The next step consists in retrieving n-grams from the cleaned corpus. The ngram package makes this easy. We also write in the next chunk some useful functions for performing n-gram analysis.
getNGram <- function(words, n, print = TRUE) {
ngram <- ngram(words, n = n)
df <- get.phrasetable(ngram)
if (print == TRUE) {
print(kable(head(df, n = 5), format.args = list(big.mark = ","), digit = 5,
col.names = c(paste0(n, "-gram"), "Frequency", "Proportion") ) )
}
return(df)
}
library("RColorBrewer")
library("wordcloud")
getNGramWordCloud <- function(ngram) {
wordcloud(ngram$ngrams, ngram$freq, max.words = 50, min.freq = 5, scale = c(2.5, .5),
colors = brewer.pal(6, "Dark2") )
}
library("ggplot2")
getNGramFreq <- function(ngram, n = 15) {
title <- paste0(n, " most frequent ", length(strsplit(ngram[1,1], " ")[[1]]), "-gram.")
ggplot(ngram[1:n,], aes(x = reorder(ngrams, freq), y = freq) ) + geom_bar(stat = "identity") +
geom_text(aes(label = sprintf("%1.2f%%", 100*prop) ), hjust = 1.25, colour = "white", size = 3) +
coord_flip() + labs(title = title, x = "", y = "Count")
}
We can now produce the (1, 2 and 3)-grams and give some basic statistics. Word clouds and bar plots are shown along with the tables.
unigram <- getNGram(words, 1, print = TRUE)
| 1-gram | Frequency | Proportion |
|---|---|---|
| the | 21,931 | 0.05149 |
| to | 12,154 | 0.02853 |
| and | 11,125 | 0.02612 |
| a | 10,551 | 0.02477 |
| of | 9,375 | 0.02201 |
getNGramFreq(unigram)
getNGramWordCloud(unigram)
It is worth noting that the 10 most frequent unigram represent 22 of all the unigram extracted.
bigram <- getNGram(words, 2, print = TRUE)
| 2-gram | Frequency | Proportion |
|---|---|---|
| of the | 2,027 | 0.00476 |
| in the | 1,957 | 0.00459 |
| to the | 1,010 | 0.00237 |
| on the | 922 | 0.00216 |
| for the | 811 | 0.00190 |
getNGramFreq(bigram)
getNGramWordCloud(bigram)
trigram <- getNGram(words, 3, print = TRUE)
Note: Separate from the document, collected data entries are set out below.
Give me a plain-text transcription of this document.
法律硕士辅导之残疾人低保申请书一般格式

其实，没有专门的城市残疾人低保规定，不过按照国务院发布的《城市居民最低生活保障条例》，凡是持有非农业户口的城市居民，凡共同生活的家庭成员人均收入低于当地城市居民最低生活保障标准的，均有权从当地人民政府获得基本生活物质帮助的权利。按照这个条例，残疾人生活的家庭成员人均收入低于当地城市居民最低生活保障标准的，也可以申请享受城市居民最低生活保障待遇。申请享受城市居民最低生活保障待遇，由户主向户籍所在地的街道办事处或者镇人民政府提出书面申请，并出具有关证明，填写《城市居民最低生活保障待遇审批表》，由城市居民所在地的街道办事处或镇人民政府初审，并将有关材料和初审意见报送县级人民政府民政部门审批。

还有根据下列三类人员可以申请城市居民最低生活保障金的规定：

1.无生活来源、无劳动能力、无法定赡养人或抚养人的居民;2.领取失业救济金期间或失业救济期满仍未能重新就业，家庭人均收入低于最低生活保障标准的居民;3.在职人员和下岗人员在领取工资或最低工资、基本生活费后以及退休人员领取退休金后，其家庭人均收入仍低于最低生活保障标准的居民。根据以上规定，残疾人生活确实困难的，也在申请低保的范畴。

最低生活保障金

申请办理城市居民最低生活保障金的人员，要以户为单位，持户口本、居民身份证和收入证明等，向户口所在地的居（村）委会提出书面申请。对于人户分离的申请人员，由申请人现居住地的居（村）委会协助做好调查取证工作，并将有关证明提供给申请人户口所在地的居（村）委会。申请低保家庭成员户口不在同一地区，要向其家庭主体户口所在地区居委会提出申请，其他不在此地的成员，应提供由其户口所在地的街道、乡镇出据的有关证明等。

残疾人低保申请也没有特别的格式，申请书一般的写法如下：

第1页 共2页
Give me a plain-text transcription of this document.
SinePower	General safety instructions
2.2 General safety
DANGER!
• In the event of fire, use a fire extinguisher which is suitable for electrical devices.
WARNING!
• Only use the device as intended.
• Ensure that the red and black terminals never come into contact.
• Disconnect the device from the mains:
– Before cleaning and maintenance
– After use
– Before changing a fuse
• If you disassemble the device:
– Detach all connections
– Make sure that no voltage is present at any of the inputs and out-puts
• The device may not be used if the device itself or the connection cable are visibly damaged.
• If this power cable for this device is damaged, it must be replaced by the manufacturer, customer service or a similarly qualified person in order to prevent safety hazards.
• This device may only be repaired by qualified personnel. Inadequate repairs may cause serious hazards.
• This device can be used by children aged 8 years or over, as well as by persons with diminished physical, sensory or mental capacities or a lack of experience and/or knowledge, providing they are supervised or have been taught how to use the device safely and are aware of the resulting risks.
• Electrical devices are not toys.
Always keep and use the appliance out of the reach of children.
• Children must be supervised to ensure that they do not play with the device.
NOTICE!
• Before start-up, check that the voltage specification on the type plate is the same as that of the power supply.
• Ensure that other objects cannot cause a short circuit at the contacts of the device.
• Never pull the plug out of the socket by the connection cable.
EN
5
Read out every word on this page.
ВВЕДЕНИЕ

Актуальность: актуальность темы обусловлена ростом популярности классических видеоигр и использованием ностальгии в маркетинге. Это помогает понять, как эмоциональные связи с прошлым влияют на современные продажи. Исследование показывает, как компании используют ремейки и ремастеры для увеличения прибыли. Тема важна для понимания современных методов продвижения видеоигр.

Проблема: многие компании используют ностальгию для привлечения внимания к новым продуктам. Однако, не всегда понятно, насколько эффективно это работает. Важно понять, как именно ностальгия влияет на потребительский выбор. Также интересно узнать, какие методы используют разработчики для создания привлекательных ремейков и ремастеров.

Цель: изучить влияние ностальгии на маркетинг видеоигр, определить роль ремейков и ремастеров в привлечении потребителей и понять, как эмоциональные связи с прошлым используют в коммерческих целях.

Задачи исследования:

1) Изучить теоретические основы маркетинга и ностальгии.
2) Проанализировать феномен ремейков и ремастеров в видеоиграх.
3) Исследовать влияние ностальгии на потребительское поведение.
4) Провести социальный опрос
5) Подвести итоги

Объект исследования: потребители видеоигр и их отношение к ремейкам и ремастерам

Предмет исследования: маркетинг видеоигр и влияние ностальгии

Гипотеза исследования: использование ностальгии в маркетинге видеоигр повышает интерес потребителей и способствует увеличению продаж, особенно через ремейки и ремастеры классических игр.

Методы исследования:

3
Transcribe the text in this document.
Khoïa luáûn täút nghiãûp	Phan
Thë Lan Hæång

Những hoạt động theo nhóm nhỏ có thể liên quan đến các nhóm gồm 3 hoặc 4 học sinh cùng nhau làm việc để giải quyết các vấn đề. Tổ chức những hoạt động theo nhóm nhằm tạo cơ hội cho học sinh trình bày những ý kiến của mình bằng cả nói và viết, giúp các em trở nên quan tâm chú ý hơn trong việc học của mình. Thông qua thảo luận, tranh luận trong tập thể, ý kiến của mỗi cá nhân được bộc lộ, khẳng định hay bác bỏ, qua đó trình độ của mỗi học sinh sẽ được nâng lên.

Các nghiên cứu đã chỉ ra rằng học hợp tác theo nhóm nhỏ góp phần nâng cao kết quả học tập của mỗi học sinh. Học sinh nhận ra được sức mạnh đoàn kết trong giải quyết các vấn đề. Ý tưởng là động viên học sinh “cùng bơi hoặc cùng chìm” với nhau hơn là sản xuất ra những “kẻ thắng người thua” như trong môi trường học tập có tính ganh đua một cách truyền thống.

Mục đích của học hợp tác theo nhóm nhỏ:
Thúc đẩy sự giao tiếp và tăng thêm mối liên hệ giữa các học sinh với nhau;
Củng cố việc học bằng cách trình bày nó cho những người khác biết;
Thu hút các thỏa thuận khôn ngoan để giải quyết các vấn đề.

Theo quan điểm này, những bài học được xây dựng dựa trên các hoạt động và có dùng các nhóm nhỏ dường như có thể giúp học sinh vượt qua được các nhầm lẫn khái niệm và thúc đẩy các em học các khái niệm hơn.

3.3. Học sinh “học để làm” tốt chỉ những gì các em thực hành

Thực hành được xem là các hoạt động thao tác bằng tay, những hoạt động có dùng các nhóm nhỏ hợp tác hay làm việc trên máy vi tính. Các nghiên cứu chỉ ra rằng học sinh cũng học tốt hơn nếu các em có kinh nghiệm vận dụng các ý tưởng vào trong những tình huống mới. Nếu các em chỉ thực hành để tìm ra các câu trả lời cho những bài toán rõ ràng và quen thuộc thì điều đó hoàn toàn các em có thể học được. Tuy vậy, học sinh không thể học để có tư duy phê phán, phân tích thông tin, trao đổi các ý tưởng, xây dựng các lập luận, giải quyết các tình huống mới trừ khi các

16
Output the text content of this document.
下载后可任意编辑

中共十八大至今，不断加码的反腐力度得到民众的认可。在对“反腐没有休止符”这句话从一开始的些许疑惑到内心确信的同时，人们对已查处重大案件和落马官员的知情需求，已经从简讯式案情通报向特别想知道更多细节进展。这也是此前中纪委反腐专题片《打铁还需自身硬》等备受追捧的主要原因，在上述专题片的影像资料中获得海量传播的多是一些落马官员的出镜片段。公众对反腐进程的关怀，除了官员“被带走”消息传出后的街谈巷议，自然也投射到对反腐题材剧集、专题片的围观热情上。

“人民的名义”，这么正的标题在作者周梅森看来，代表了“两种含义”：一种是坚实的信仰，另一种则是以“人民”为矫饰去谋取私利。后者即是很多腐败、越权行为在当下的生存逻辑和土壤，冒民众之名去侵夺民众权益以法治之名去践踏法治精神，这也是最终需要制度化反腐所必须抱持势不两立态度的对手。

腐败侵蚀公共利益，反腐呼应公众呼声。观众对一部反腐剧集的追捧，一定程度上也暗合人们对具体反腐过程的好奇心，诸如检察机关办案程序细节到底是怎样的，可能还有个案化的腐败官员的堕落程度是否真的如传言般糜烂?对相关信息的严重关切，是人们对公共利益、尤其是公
| 3-gram | Frequency | Proportion |
|---|---|---|
| one of the | 147 | 0.00035 |
| a lot of | 139 | 0.00033 |
| to be a | 92 | 0.00022 |
| as well as | 78 | 0.00018 |
| out of the | 73 | 0.00017 |
getNGramFreq(trigram)
getNGramWordCloud(trigram)
The very next step is to develop an algorithm to predict the sequence of words. The n-gram models allow for the assignment of probabilities to sequence of words. Using the n-grams that have been extracted from the corpus, we can easily estimate the probability of the last word of an n-gram given the previous words. Markov Chains are a easy way to store and query n-gram probabilities. There are still multiple questions to consider for the building of our first model for the relationship between words. For instance:
Once we get an accurate and efficient predictive model, we will develop a shiny web application. The user will be asked to enter some text and the application will then suggest words that most likely follow what the user has typed in.